Sunday, December 20, 2015

The Family of Gustav Anton Gottlob Schmiedigen and Auguste Emilie Richter

Gustav and Auguste Schmiedigen were Paul’s second-great uncle and aunt, Gustav being the brother of his great-grandmother Antonie Marie Caroline Johanne (Schmiedigen) Liepe.  The photo below is from Paul’s grandmother’s album labeled “Onkel Schmiedgen + Frau.”

Both Gustav (1835-1904) and Auguste (1839-1925) were born in Schönewalde, a small German town about 45 miles south from the center of Berlin.  They married in Berlin in 1863 – the day before her twenty-fourth birthday and he age 28.  

While Gustav and Auguste had six children, only three are known to have lived to adulthood.  The oldest to survive was born on 24 May 1866, and was named for his father – Gustav Anton Gottlob Schmiedigen.  Second to survive was daughter Ida Anna Luise Emilie Schmiedigen, born 12 Mar 1871.  The youngest of their children, Theodor Richard Albert Schmiedigen, was born more than ten years after his sister on 16 December 1881.

Eldest son Gustav was both a soldier and a civil servant.  Early in life, Gustav volunteered for military service, intending to make it his career.  However, he was honorably discharged with the rank of Captain of the Reserve so that he could enter government service.  At that time, bürgermeisters or mayors were appointed positions, and Gustav was appointed to the German Empire’s city of Opelln, now Opole, Poland.

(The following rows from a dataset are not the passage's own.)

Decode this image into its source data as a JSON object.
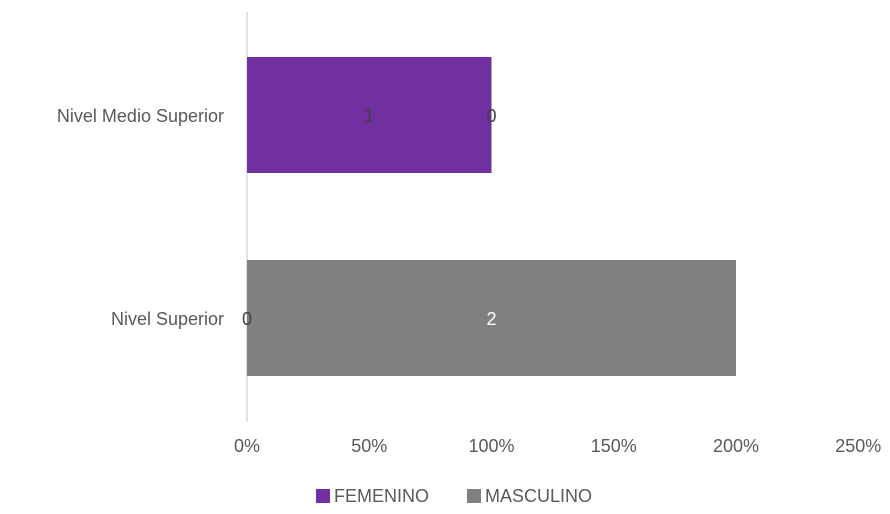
{
  "chart_data": {
    "type": "bar",
    "orientation": "horizontal",
    "stacked": true,
    "categories": [
      "Nivel Medio Superior",
      "Nivel Superior"
    ],
    "series": [
      {
        "name": "FEMENINO",
        "color": "#7030A0",
        "values": [
          1,
          0
        ],
        "data_labels": [
          "1",
          "0"
        ],
        "label_color": "#404040"
      },
      {
        "name": "MASCULINO",
        "color": "#808080",
        "values": [
          0,
          2
        ],
        "data_labels": [
          "0",
          "2"
        ],
        "label_color": "#ffffff"
      }
    ],
    "x_ticks": [
      "0%",
      "50%",
      "100%",
      "150%",
      "200%",
      "250%"
    ],
    "xlim": [
      0,
      2.5
    ],
    "legend_position": "bottom",
    "grid": false
  }
}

Gustav later moved closer to home, serving in Zossen, about 25 miles south of Berlin, from which he retired at a young age on a civil servant’s pension.  However, in 1902, he reentered service as head of the municipal council of Britz, a Berlin suburb.  He remained until Britz was incorporated into Berlin as a part of the borough of Neukölln, retiring again in April 1921.  During his tenure there, he remarked to his sister Ida (below) how relieved he was that Wilhelm Voight had chosen Köpenick instead of nearby Britz for his escapade (see box).

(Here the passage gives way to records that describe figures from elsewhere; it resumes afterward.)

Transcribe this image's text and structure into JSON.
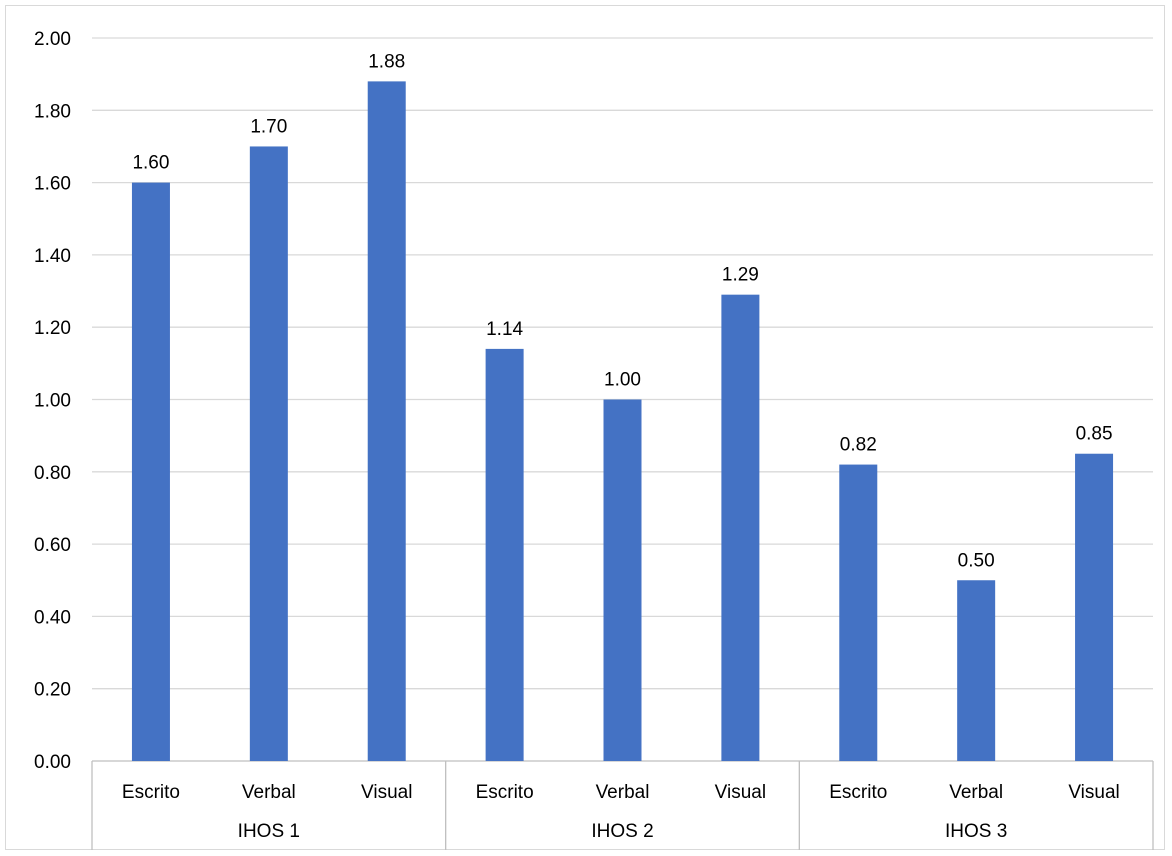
{
  "chart_data": {
    "type": "bar",
    "title": "",
    "xlabel": "",
    "ylabel": "",
    "groups": [
      {
        "label": "IHOS 1",
        "categories": [
          "Escrito",
          "Verbal",
          "Visual"
        ],
        "values": [
          1.6,
          1.7,
          1.88
        ]
      },
      {
        "label": "IHOS 2",
        "categories": [
          "Escrito",
          "Verbal",
          "Visual"
        ],
        "values": [
          1.14,
          1.0,
          1.29
        ]
      },
      {
        "label": "IHOS 3",
        "categories": [
          "Escrito",
          "Verbal",
          "Visual"
        ],
        "values": [
          0.82,
          0.5,
          0.85
        ]
      }
    ],
    "data_labels": [
      [
        "1.60",
        "1.70",
        "1.88"
      ],
      [
        "1.14",
        "1.00",
        "1.29"
      ],
      [
        "0.82",
        "0.50",
        "0.85"
      ]
    ],
    "ylim": [
      0,
      2.0
    ],
    "yticks": [
      "0.00",
      "0.20",
      "0.40",
      "0.60",
      "0.80",
      "1.00",
      "1.20",
      "1.40",
      "1.60",
      "1.80",
      "2.00"
    ],
    "grid": true,
    "legend": "none",
    "colors": {
      "bar": "#4472c4",
      "grid": "#d9d9d9",
      "axis": "#bfbfbf",
      "text": "#000000"
    }
  }
}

On October 16, 1906, an out-of-work German shoemaker named Wilhelm Voigt donned a second-hand military captain's uniform he had bought, walked out into the street, and assumed control of a company of soldiers marching past.  He led them to the town hall of Köpenick, a small suburb of Berlin, arrested the mayor and the treasurer on charges of embezzlement, and took possession of 4,000 marks from the town treasury.  He then disappeared with the money.  The incident became famous as a symbol of the blind obedience of German soldiers to authority – even fake authority.

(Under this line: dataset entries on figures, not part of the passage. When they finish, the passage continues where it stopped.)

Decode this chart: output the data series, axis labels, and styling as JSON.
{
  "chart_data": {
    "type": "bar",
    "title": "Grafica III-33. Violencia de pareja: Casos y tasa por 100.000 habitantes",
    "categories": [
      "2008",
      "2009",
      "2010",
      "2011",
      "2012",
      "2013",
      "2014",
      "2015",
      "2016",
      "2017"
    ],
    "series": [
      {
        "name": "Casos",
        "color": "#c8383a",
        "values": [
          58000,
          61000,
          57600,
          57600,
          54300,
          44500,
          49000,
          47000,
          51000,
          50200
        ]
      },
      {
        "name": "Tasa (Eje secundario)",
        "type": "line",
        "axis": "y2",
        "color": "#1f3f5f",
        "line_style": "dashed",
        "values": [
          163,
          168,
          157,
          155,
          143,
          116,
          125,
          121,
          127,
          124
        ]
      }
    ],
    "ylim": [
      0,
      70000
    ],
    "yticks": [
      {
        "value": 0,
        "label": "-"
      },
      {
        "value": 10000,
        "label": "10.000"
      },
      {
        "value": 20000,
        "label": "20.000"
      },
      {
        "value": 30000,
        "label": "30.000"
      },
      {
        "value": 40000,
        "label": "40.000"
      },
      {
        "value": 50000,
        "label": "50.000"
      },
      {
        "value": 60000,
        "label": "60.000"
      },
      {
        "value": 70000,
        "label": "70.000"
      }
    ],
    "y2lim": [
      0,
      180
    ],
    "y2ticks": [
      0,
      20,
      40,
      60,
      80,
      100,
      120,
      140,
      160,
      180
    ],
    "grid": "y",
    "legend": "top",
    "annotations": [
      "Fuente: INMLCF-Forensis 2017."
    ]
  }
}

The police tracked him down nine days later, and he was sentenced to four years in jail.  But he proved to be such a likable character (and popular hero) that the Kaiser pardoned Voigt after he had served less than two years.  Voigt subsequently pursued a career in show business, where he entertained audiences, including in the United States, by re-enacting his stunt on the stage.

His bronze statue on steps of Köpenick city hall is shown at right.

Gustav and his wife (name unknown) left Berlin during the second World War.  Due to the intense bombing by the allies, many either lost their homes or were forced by the government to move out of the city.   However, in a letter to his cousins in America (see letter), Gustav states he was driven out by the occupying Russians.  In that 1947 letter, this proud civil servant begged for care packages from those cousins.  Paul was told as a child that many were sent.

This letter must have been among his last acts, as he reportedly passed in 1947. There were no children as far as is known.

Gustav was so well regarded for his service in Britz that a brief biography was recorded as both a street and a path in Berlin were named for him.  First was Schmiedigenstrasse, formerly Chausseestrasse.  But the name only held for just over a year in 1950 and 1951, when the street was renamed Britzer Damm.  Second was  Schmiedigenpfad in June 1975.  This path, a public right-of-way, connects Lipschitzallee and Sollmannweg and provides access to several residential blocks (apartment buildings).  “Schmiedigen Path” remains in use today.

Comparatively little is known about Gustav’s sister Ida and baby brother Theodor.  Ida married the older Adam Friedrich Heim in Berlin on 16 Nov 1893.  There are no known children from this marriage, and the date of Ida’s passing is unknown.

As far as can be determined, Theodor Schmiedigen never married.  Berlin telephone directories list him as a fuhrunternehm, a hauler or trucker.  According to Gustav’s letter to America, Theodor was buried under the rubble of his destroyed house after a direct hit by Allied bombers.  He was rescued, but later died after prolonged suffering.  Though no specific date is mentioned, the most severe bombing of Berlin occurred between March 1943 and March 1944.